Vorcaro preso
Divulgação/PF
Investigadores da Polícia Federal avisaram a defesa de Daniel Vorcaro que "não vão esperar indefinidamente" pelos anexos da delação, a base do acordo que será proposto por Vorcaro. A Polícia Federal (PF) espera para meados de abril a entrega do material.
Os agentes lembraram que "o tempo trabalha contra o banqueiro", porque a investigação não parou para esperar as informações prometidas. A partir da entrega do material da delação, estimam mais 20 dias para a realização dos depoimentos à PF e Procuradoria Geral da República (PGR).

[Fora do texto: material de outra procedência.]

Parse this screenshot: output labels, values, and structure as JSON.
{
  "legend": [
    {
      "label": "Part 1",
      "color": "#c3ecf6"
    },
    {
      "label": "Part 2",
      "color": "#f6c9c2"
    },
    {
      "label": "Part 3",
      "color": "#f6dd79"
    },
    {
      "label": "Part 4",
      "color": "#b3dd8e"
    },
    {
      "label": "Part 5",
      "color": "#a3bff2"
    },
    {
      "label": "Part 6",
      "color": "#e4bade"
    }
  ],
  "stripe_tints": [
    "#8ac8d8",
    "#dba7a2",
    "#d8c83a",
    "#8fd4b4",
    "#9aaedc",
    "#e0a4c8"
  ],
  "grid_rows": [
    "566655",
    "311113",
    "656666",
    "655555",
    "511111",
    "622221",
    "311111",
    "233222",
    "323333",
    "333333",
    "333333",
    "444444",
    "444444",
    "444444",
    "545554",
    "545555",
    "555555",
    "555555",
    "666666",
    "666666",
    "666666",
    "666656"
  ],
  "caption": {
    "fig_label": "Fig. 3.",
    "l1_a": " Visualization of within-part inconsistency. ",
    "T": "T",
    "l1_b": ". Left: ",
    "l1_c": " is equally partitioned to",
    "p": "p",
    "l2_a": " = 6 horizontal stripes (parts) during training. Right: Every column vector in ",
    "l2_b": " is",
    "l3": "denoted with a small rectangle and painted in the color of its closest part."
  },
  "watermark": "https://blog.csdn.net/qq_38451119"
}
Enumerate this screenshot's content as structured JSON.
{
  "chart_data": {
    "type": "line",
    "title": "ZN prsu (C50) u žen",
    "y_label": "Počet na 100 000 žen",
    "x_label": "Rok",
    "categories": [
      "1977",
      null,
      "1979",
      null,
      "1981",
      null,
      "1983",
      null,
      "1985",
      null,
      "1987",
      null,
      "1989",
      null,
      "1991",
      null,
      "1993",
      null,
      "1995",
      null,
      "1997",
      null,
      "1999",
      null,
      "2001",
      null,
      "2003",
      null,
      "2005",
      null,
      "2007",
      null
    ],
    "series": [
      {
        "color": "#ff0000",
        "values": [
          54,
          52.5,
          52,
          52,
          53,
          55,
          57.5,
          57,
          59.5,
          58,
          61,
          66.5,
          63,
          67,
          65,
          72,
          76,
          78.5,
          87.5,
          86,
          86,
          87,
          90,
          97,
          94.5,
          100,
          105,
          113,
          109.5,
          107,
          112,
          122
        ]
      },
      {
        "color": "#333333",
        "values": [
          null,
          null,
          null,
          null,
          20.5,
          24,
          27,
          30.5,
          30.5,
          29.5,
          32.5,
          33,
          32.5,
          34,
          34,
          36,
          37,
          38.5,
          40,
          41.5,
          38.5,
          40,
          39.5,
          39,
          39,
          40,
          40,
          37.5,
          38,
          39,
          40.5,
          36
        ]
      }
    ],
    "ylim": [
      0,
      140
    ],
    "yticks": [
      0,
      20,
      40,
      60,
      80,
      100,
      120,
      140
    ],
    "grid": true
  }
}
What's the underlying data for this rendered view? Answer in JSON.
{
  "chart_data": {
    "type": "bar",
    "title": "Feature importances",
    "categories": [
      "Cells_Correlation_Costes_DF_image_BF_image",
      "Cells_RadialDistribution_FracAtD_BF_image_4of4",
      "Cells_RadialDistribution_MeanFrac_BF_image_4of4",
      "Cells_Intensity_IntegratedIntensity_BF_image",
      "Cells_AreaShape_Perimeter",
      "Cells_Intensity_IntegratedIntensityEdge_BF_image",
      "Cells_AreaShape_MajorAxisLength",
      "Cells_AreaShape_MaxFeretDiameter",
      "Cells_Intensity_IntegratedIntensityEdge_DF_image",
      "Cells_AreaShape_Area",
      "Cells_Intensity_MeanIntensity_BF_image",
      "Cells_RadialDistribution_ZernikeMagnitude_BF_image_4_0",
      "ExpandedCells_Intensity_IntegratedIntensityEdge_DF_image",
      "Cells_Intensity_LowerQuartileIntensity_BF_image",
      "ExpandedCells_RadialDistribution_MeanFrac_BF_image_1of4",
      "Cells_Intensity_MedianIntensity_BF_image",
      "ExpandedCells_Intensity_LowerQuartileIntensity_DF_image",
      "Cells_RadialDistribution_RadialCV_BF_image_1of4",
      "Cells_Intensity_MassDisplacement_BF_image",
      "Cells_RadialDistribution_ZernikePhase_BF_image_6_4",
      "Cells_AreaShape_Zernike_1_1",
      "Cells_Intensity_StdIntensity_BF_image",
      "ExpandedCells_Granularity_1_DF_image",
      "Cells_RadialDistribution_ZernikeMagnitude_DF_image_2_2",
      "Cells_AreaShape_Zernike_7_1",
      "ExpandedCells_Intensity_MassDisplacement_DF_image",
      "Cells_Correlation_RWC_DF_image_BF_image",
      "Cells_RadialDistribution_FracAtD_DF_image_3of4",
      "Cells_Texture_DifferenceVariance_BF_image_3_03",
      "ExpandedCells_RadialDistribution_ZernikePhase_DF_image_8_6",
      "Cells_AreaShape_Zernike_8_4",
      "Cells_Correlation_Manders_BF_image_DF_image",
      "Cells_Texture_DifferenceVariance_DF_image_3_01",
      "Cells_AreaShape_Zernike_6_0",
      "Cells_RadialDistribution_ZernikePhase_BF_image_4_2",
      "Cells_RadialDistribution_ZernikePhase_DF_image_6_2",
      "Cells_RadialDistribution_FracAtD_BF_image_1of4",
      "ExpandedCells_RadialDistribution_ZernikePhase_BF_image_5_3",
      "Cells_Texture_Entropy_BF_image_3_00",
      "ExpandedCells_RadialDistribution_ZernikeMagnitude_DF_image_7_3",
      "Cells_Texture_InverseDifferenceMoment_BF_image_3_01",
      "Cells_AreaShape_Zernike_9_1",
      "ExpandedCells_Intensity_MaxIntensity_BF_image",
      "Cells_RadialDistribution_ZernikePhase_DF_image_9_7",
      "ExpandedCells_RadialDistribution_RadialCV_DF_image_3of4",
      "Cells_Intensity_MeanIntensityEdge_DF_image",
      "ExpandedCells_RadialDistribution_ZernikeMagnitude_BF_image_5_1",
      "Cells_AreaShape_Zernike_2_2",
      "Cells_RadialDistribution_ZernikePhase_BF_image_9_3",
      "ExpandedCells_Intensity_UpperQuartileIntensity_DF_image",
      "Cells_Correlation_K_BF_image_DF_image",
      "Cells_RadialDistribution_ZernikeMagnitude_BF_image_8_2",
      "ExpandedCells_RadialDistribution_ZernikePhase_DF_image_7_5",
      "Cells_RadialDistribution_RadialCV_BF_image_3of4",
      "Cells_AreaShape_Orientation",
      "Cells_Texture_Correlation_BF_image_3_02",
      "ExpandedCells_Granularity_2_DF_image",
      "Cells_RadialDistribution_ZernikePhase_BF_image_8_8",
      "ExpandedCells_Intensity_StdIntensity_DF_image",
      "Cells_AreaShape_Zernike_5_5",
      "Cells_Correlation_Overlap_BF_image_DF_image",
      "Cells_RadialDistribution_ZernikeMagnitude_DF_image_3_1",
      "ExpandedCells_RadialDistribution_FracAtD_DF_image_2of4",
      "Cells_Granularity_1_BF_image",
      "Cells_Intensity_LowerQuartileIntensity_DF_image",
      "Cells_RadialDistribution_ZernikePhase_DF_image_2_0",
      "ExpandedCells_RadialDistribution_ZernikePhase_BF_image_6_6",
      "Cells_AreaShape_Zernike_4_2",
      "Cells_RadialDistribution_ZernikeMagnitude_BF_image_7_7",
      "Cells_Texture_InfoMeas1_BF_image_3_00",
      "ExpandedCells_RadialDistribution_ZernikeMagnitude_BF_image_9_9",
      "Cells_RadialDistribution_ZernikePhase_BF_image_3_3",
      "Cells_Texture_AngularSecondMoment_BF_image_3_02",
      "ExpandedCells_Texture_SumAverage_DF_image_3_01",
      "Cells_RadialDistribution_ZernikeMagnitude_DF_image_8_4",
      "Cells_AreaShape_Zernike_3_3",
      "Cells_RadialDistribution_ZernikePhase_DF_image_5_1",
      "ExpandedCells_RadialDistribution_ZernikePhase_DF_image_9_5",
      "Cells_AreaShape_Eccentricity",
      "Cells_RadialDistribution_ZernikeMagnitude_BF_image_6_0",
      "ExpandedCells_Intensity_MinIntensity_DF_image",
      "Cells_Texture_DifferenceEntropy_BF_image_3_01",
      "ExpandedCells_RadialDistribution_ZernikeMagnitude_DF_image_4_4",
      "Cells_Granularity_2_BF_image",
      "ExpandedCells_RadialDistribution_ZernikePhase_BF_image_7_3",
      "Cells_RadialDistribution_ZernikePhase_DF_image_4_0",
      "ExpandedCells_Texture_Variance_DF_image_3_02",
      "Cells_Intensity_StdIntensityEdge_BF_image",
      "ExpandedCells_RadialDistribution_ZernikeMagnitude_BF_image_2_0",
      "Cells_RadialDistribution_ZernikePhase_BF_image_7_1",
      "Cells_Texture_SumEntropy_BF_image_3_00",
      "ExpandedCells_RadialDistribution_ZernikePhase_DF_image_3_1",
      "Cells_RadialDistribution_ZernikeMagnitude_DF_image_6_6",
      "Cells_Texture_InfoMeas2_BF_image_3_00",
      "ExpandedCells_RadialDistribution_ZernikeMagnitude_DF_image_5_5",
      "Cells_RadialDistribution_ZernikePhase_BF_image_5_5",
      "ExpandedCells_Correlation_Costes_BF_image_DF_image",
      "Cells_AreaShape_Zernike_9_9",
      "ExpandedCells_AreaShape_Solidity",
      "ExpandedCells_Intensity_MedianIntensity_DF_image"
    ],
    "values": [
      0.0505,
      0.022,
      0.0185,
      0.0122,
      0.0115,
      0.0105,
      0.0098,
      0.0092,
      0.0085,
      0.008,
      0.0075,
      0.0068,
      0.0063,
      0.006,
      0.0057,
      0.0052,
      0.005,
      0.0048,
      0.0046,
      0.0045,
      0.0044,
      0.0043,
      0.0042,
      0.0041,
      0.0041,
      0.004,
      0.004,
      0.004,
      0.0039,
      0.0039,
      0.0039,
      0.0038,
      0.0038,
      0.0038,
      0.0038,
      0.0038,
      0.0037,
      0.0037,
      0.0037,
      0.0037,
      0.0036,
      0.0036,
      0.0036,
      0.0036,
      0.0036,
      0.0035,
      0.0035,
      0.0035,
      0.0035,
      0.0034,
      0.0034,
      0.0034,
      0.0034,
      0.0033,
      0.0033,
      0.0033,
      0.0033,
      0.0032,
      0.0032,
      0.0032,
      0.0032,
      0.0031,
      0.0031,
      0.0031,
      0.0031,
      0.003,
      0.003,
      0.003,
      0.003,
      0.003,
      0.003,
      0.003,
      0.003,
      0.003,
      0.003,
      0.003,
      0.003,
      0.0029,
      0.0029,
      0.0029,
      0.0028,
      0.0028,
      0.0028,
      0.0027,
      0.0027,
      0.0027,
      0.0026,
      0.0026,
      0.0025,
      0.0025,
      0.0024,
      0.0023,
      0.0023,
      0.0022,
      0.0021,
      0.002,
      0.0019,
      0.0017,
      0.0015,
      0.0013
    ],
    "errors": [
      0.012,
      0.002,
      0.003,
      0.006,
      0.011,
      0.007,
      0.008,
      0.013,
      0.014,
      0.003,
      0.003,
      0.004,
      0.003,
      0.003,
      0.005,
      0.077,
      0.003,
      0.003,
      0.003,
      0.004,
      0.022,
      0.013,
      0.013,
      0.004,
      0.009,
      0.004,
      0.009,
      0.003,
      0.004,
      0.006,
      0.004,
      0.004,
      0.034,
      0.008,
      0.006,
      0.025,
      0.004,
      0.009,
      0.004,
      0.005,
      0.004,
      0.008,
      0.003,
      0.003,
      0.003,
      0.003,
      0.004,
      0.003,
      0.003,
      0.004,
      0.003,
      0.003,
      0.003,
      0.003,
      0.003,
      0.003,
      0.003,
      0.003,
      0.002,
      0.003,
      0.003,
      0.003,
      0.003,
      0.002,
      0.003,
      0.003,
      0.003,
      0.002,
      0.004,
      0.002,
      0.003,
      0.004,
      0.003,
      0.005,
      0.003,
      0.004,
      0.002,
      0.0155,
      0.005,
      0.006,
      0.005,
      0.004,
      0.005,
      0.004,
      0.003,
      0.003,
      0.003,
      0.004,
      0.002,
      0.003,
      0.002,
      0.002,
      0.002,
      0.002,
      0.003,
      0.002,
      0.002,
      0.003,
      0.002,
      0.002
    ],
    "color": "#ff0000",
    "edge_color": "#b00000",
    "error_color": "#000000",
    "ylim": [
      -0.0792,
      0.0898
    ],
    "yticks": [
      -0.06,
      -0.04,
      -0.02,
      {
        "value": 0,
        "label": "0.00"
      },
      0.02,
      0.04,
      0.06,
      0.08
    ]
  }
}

Na sequência, o acordo, se "provas forem apresentadas, junto com um cronograma de devolução de dinheiro, além de nomes, pagamentos, o que cada um fazia na estrutura criminosa", será apresentado ao Mendonça para homologação.
Delação ameaça políticos
Os advogados do banqueiro Daniel Vorcaro avançam nas negociações para um possível acordo de delação premiada com a Polícia Federal e o Ministério Público Federal (MPF). O foco das revelações, que têm gerado alta tensão nos bastidores do poder, recai sobre conexões políticas e o funcionamento interno do Banco de Brasília (BRB). A expectativa é que lideranças partidárias e integrantes da cúpula da instituição financeira estejam entre os primeiros alvos das informações compartilhadas por Vorcaro.
O cerco ao Banco de Brasília se intensifica devido ao prazo dado pelo Banco Central: a instituição tem até esta terça-feira para apresentar uma solução que cubra as perdas financeiras resultantes da tentativa frustrada de compra do Banco Master. A movimentação quase diária de advogados e do próprio banqueiro na sede da Polícia Federal indica que o compartilhamento de dados sensíveis sobre essas operações está em estágio avançado.
Expurgos na CVM e atuação de Flávio Dino
O escândalo da fraude bilionária provocou uma reestruturação imediata na Comissão de Valores Mobiliários (CVM). O presidente interino da autarquia, João Carlos Accioly, demitiu o superintendente-geral, Alexandre Pinheiro dos Santos, e o supervisor de investidores institucionais, Marco Antônio Velloso de Sousa. O objetivo da medida é realizar um "pente-fino" na estrutura de fiscalização para impedir que irregularidades semelhantes às identificadas no caso Master voltem a ocorrer.
Paralelamente, o ministro do Supremo Tribunal Federal (STF), Flávio Dino, convocou uma audiência para discutir a atuação da CVM. A decisão de Dino baseia-se em declarações da própria entidade, que admitiu ter identificado movimentações atípicas envolvendo o Banco Master, mas alegou limitações orçamentárias e de pessoal para agir de forma mais incisiva. A audiência ocorre no âmbito de uma ação apresentada pelo partido Novo, que questiona as taxas cobradas pela autarquia.
"Emendas PIX" e a Fundação Oásis
Outra frente de investigação conduzida pelo ministro Flávio Dino aponta para a falta de transparência no uso de "emendas PIX". O magistrado identificou repasses de cerca de R$ 3,5 milhões para a Fundação Oásis, braço da Igreja Batista da Lagoinha. A entidade entrou no radar das autoridades devido à ligação entre o ex-pastor Fabiano Zettel e o banqueiro Daniel Vorcaro.
Dino determinou que o senador Carlos Viana preste esclarecimentos detalhados sobre o envio desses recursos. Embora o parlamentar negue qualquer irregularidade, o ministro apontou lacunas nas justificativas apresentadas até o momento e ordenou a coleta de novos documentos para instruir o processo. O caso reforça o cruzamento de interesses entre o setor financeiro, lideranças religiosas e o repasse de verbas parlamentares sob investigação.